Attorney General Michael Mukasey on Monday tapped Nora Dannehy, a career prosecutor from the U.S. Attorney’s Office in Connecticut, to pursue possible criminal charges against Republicans involved in the 2006 purge. In a letter filed on Tuesday with the U.S. Court of Appeals for the D.C. Circuit, which is considering the subpoena issue, Justice Department lawyers said that “the counsel to the president has informed us that if Ms. Dannehy determines that access to information from the White House would be helpful to assist her review, the White House will provide her with such information.”
In appointing Dannehy, Mukasey was following the recommendations encapsulated in a report by Justice Department Inspector General Glenn Fine and Office of Professional Responsibility Director Marshall Jarrett. The report, released on Monday, said counsel was needed to follow up on allegations of criminal conduct, including false statements, obstruction of justice, and wire fraud. Jarrett and Fine said they were “unable to fully develop the facts” because several witnesses former White House adviser Karl Rove and former White House Counsel Harriet Miers among them refused to cooperate. The report’s authors also criticized the White House for refusing to turn over internal documents discussing the purge.
As the Justice Department watchdogs were conducting their 18-month investigation, the firings drew the White House and Congress into a historic battle over congressional subpoena power. The House Judiciary Committee filed a lawsuit earlier this year to enforce subpoenas issued to Miers and the White House. In July, U.S. District Judge John Bates ordered Miers to appear before committee to testify about her role in the purge. Bates also ordered the White House to turn over documents related to the firings or provide the House with a log detailing why each document was withheld.

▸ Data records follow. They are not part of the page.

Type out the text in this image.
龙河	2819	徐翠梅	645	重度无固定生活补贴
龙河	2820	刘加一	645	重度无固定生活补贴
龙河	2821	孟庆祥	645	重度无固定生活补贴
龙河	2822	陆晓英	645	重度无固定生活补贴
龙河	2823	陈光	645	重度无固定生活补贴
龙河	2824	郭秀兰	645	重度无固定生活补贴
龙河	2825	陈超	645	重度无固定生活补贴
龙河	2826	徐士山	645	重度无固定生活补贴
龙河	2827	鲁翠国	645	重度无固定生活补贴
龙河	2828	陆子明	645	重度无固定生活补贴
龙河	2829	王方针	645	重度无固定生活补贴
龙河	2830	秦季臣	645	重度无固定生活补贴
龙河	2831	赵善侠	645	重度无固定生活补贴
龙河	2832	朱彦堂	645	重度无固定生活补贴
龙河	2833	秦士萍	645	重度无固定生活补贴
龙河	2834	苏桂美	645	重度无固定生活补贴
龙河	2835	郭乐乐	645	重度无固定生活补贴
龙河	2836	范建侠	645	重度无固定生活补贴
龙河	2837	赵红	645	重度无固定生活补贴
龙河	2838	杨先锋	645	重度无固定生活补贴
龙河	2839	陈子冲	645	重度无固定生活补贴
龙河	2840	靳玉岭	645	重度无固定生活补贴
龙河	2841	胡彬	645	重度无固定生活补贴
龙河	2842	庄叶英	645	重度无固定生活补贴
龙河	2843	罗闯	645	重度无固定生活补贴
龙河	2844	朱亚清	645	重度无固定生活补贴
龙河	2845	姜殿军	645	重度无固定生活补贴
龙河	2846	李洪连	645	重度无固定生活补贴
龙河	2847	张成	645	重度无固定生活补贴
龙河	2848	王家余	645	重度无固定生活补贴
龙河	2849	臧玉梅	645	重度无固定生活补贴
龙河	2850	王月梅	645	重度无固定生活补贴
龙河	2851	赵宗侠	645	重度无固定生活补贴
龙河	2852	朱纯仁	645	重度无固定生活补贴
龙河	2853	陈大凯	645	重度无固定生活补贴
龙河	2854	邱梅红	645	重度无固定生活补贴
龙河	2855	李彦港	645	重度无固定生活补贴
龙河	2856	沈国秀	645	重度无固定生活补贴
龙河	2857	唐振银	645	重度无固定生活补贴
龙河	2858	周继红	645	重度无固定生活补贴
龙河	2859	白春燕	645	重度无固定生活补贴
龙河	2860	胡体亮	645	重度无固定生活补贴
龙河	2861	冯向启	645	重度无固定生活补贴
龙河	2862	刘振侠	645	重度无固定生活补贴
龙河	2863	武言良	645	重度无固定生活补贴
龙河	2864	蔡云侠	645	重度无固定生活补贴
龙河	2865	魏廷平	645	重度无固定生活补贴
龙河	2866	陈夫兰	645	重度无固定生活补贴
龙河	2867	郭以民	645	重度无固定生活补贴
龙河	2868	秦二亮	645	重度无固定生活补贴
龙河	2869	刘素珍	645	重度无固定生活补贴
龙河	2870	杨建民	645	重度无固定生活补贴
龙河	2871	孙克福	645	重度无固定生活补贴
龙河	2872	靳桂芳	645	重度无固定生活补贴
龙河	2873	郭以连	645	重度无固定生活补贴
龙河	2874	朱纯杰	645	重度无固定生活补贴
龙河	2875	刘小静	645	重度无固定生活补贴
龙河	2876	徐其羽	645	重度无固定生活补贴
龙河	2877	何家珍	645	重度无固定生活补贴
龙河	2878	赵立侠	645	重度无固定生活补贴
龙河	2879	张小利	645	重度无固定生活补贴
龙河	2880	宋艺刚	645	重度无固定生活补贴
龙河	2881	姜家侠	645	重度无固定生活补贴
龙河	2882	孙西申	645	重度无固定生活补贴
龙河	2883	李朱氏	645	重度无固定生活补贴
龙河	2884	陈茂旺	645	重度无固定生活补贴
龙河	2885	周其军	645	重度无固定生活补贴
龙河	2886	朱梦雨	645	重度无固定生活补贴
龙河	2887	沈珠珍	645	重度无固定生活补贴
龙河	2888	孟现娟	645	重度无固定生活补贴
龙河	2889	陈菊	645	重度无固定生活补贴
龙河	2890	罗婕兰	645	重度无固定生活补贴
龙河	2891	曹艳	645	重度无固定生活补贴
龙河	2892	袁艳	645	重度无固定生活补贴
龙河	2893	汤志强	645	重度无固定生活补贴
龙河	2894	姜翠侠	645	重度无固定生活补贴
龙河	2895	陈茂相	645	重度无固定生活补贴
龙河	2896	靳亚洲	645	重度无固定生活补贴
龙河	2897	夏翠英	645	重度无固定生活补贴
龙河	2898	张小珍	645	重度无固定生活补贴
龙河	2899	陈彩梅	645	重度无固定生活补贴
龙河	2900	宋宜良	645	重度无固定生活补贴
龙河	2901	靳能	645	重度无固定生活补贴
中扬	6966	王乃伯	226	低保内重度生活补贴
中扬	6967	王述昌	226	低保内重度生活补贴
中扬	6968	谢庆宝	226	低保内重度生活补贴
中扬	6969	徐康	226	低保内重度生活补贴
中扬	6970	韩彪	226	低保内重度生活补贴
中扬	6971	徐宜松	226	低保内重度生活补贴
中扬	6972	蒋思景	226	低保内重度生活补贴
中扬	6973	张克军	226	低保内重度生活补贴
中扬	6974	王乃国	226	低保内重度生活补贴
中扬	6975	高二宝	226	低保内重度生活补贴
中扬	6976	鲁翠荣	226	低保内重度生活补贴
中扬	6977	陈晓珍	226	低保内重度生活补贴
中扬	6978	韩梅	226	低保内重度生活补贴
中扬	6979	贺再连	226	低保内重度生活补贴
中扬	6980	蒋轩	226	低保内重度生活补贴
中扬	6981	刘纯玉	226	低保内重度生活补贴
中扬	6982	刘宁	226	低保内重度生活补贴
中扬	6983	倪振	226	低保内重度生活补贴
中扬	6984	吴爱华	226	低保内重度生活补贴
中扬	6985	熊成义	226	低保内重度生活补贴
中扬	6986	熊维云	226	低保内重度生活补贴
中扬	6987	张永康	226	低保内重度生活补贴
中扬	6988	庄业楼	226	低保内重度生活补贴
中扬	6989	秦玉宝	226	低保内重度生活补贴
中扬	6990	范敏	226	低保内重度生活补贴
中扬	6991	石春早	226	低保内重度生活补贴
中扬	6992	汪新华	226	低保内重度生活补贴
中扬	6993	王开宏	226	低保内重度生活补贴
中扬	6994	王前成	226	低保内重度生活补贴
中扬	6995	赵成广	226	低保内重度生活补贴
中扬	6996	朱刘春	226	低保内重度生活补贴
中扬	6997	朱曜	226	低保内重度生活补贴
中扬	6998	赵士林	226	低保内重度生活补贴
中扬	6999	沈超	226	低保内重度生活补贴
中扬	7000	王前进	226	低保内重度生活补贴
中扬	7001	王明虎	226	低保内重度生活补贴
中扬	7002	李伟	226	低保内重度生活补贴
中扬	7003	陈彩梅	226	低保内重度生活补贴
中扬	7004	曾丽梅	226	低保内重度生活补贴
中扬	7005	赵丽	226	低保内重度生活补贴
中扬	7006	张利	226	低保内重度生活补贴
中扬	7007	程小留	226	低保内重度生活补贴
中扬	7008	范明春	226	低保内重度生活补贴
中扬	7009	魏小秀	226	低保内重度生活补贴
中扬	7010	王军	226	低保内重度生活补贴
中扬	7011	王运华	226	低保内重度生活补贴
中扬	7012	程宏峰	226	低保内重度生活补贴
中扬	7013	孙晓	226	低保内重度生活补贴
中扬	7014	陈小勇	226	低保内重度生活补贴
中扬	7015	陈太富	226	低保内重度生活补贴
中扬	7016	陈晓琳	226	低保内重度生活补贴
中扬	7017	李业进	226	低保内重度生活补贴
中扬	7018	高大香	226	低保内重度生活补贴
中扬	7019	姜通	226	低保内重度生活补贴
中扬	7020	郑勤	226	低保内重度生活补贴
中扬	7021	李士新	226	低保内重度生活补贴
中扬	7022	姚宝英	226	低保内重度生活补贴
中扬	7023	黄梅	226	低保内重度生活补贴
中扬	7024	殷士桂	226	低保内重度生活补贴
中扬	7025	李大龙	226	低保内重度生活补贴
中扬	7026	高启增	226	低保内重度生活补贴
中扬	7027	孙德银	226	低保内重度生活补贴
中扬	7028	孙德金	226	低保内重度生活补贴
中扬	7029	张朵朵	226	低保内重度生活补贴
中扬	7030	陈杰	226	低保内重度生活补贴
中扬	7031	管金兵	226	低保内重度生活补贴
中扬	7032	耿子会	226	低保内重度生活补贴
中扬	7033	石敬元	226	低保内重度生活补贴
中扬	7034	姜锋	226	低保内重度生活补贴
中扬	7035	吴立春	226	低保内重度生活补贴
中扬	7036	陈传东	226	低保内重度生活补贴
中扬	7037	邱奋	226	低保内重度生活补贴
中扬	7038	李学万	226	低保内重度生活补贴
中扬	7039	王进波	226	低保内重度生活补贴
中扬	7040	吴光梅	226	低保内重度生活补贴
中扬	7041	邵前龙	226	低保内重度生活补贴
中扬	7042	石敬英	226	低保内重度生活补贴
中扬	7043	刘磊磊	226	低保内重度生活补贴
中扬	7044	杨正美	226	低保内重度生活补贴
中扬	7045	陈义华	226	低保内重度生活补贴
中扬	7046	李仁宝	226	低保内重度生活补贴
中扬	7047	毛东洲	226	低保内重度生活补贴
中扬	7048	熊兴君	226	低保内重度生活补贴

The D.C. Circuit is weighing a request by the White House to stay Bates’ ruling until the appeals court decides the larger issue of whether the president can immunize current and former aides from congressional subpoenas.
In a letter filed with the D.C. Circuit on Monday, House General Counsel Irvin Nathan said the Justice Department report demonstrated that “a stay would further the White House’s continued attempt to stonewall all investigations.”
“If the White House will deny its own department access to key witnesses and documents, it is clear that, if undeterred by the court, it will continue to prevent the committee from performing its constitutional duty,” Nathan said.
Principal Deputy Associate Attorney General Carl Nichols, responding in the letter filed on Tuesday, said the White House would give Dannehy access. He also pointed to Appendix A of the report, a letter to the Justice Department from Deputy White House Counsel Emmet Flood, describing the White House's cooperation in the watchdogs' probe.
The White House turned over copies of e-mails between the White House and third parties, including the Justice Department, but it withheld internal documents related to the firings. There was no assertion of executive privilege because the Justice Department is part of the executive branch but Flood noted that the documents were "covered by the deliberative process and/or presidential communications component of executive privilege in the event of a demand for them by Congress."